MARIAGE(S). HYMENEE. LA NOCE

Article publié dans la Lettre n° 250


MARIAGE(S). HYMENEE de Nikolaï Gogol et LA NOCE d’Anton Tchékhov. Mise en scène Anne-Marie Lazarini avec Judith d’Aleazzo, Bruno Andrieux, Jacques Bondoux, Hervé Bourde, Jennifer Catelain, Catherine Chauvière, David Fernandez, Dominique Gras, Claude Guedj, Isabelle Mentré, Michel Ouimet, Dimitri Radochévitch, Andréa Retz-Rouyet.
Podkoliossine a plus que l’âge de se marier mais prolonge paresseusement son célibat par crainte de s’engager. Fiokla, la marieuse et Kotchkariov, son meilleur ami, vont s’employer à lui faire épouser Agafia, fille de commerçants. Ce conseiller à la cour est un bon parti mais la jeune fille, dotée et courtisée par plusieurs prétendants, peut se permettre de choisir. En différant toujours son engagement, le personnage principal d'Hyménée ressemble à Gogol, retardant maintes fois le moment d'achever ses pièces. Ecrit de 1833 à 1842, ce «sujet innocent dont un commissaire de police ne s’effarouche pas» est la quatrième version de l’auteur qui, perpétuellement insatisfait de ses œuvres, a l’habitude de les brûler et de les recommencer. Il la place dans son époque et décrit avec causticité et sans aménité des personnages petits et mesquins. Pas d’intrigue savamment argumentée, juste une satire de certaines classes de la société et en particulier de celle des fonctionnaires que Gogol connaît bien, pour en avoir fait partie durant sept ans. Il met en relief avec réalisme la médiocrité des personnages et malmène une institution où les intérêts matériels dépassent de loin l’expression des sentiments.

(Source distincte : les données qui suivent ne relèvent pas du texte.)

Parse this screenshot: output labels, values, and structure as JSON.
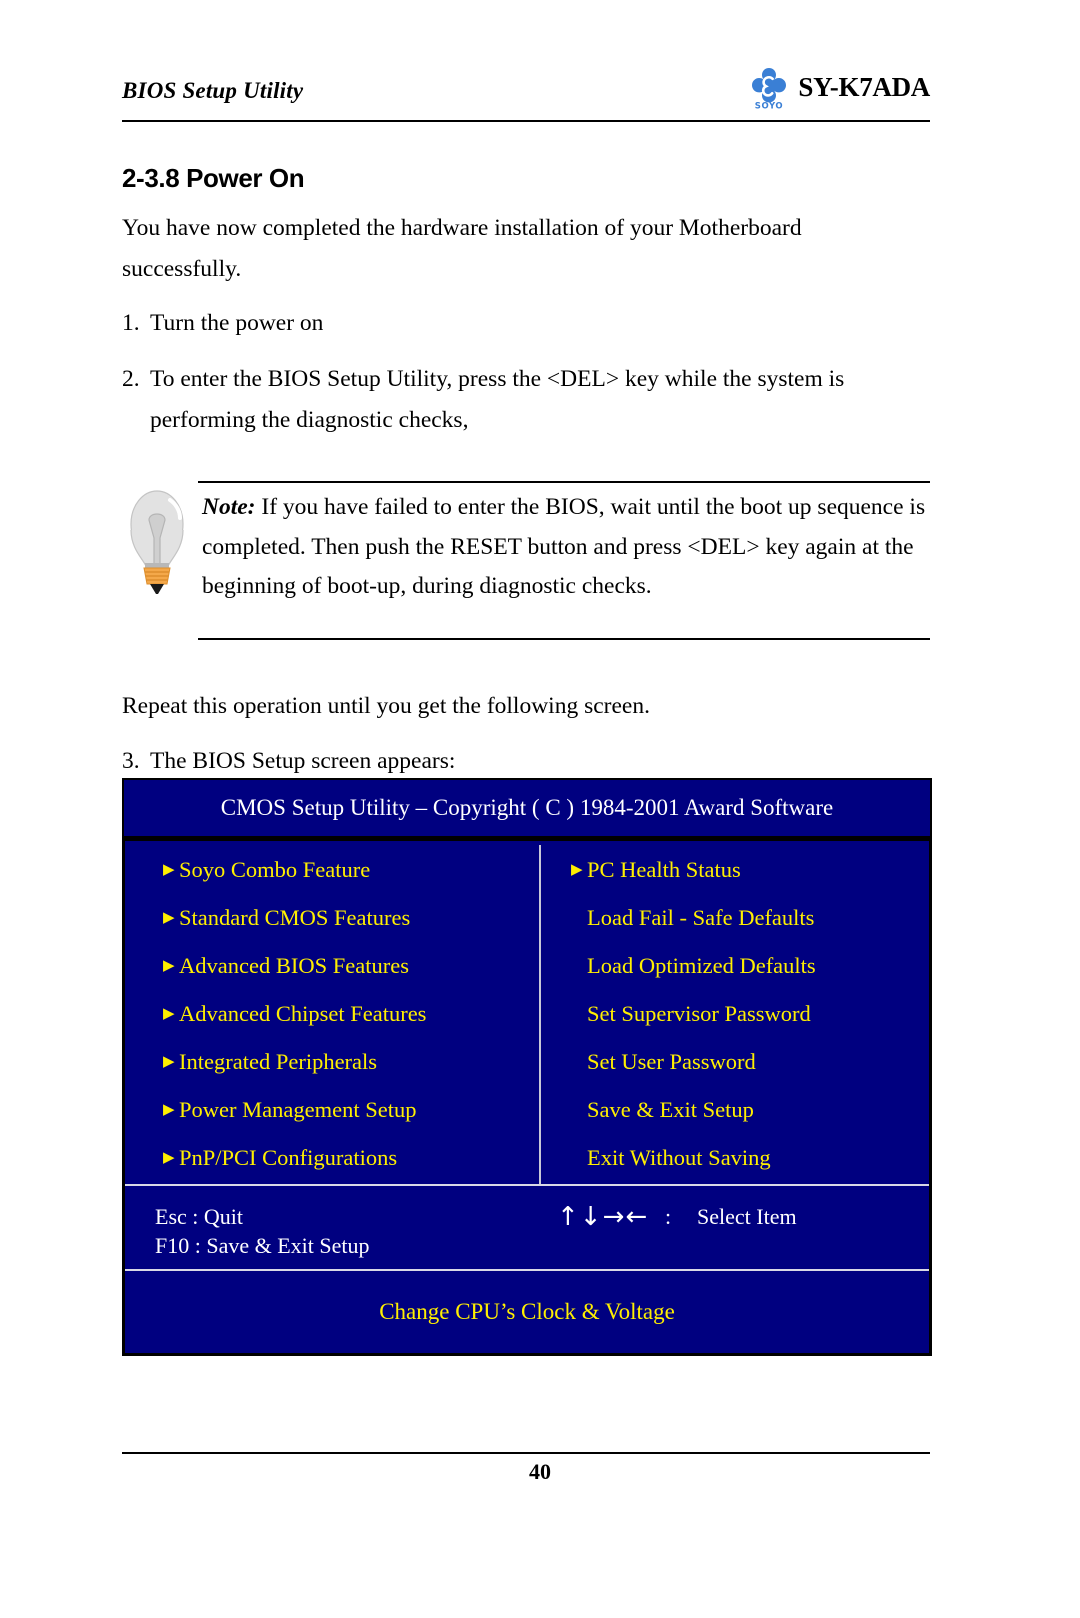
{
  "header": {
    "title": "BIOS Setup Utility",
    "model": "SY-K7ADA",
    "logo_text": "SOYO"
  },
  "section": {
    "number": "2-3.8",
    "heading": "2-3.8 Power On"
  },
  "body": {
    "intro": "You have now completed the hardware installation of your Motherboard successfully.",
    "steps": [
      {
        "num": "1.",
        "text": "Turn the power on"
      },
      {
        "num": "2.",
        "text": "To enter the BIOS Setup Utility, press the <DEL> key while the system is performing the diagnostic checks,"
      },
      {
        "num": "3.",
        "text": "The BIOS Setup screen appears:"
      }
    ],
    "repeat": "Repeat this operation until you get the following screen."
  },
  "note": {
    "label": "Note:",
    "text": " If you have failed to enter the BIOS, wait until the boot up sequence is completed. Then push the RESET button and press <DEL> key again at the beginning of boot-up, during diagnostic checks.",
    "icon": "lightbulb-icon"
  },
  "bios": {
    "titlebar": "CMOS Setup Utility – Copyright ( C ) 1984-2001 Award Software",
    "left_column": [
      {
        "label": "Soyo Combo Feature",
        "bullet": true
      },
      {
        "label": "Standard CMOS Features",
        "bullet": true
      },
      {
        "label": "Advanced BIOS Features",
        "bullet": true
      },
      {
        "label": "Advanced Chipset Features",
        "bullet": true
      },
      {
        "label": "Integrated Peripherals",
        "bullet": true
      },
      {
        "label": "Power Management Setup",
        "bullet": true
      },
      {
        "label": "PnP/PCI Configurations",
        "bullet": true
      }
    ],
    "right_column": [
      {
        "label": "PC Health Status",
        "bullet": true
      },
      {
        "label": "Load Fail - Safe Defaults",
        "bullet": false
      },
      {
        "label": "Load Optimized Defaults",
        "bullet": false
      },
      {
        "label": "Set Supervisor Password",
        "bullet": false
      },
      {
        "label": "Set User Password",
        "bullet": false
      },
      {
        "label": "Save & Exit Setup",
        "bullet": false
      },
      {
        "label": "Exit Without Saving",
        "bullet": false
      }
    ],
    "keys": {
      "left": "Esc : Quit\nF10 : Save & Exit Setup",
      "arrows": "↑↓→←",
      "separator": ":",
      "action": "Select Item"
    },
    "hint": "Change CPU’s Clock & Voltage",
    "colors": {
      "background": "#000080",
      "menu_text": "#FFEF00",
      "key_text": "#FFFFFF",
      "border": "#000000"
    }
  },
  "footer": {
    "page_number": "40"
  }
}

La Noce la prolonge subtilement, même si ce lever de rideau fut écrit un demi siècle plus tard. Podkoliossine, dans la peau d’Aplombov, se marie. Les boutiquiers substituent les fonctionnaires. La table est dressée, les convives se montrent bruyants et hâbleurs, le général, indispensable à toute noce, est présent. Tout le monde trompe tout le monde. Oeuvre beaucoup plus courte que la précédente, la dérision et l’ironie qui s'en dégagent ne sont appréciées que remises dans le contexte de la Russie de la fin du XIXe. Anton Tchékhov l’a écrite en quelques heures en pensant aux mariages organisés dans l’appartement situé au-dessus du sien, loué à cet effet. Fin observateur de ses contemporains, il n’a eu aucun mal à décrire un monde qui rejoint celui de Gogol, uniquement préoccupé par l’argent et les apparences. La satire du mariage cède la place à celle du banquet, comédie burlesque assez fellinienne, au comique très visuel, qui ne manque ni de démesure ni de folie. Anna-Marie Lazarini, grande spécialiste de l’âme russe, restitue avec maestria dans sa mise en scène, le mode de vie de certaines classes d’une société sur le déclin. Elle est suivie par des comédiens chevronnés qui passent avec art d’un rôle à l’autre, servis par des décors très étudiés. Théâtre Artistic Athévains 11e (01.43.56.38.32).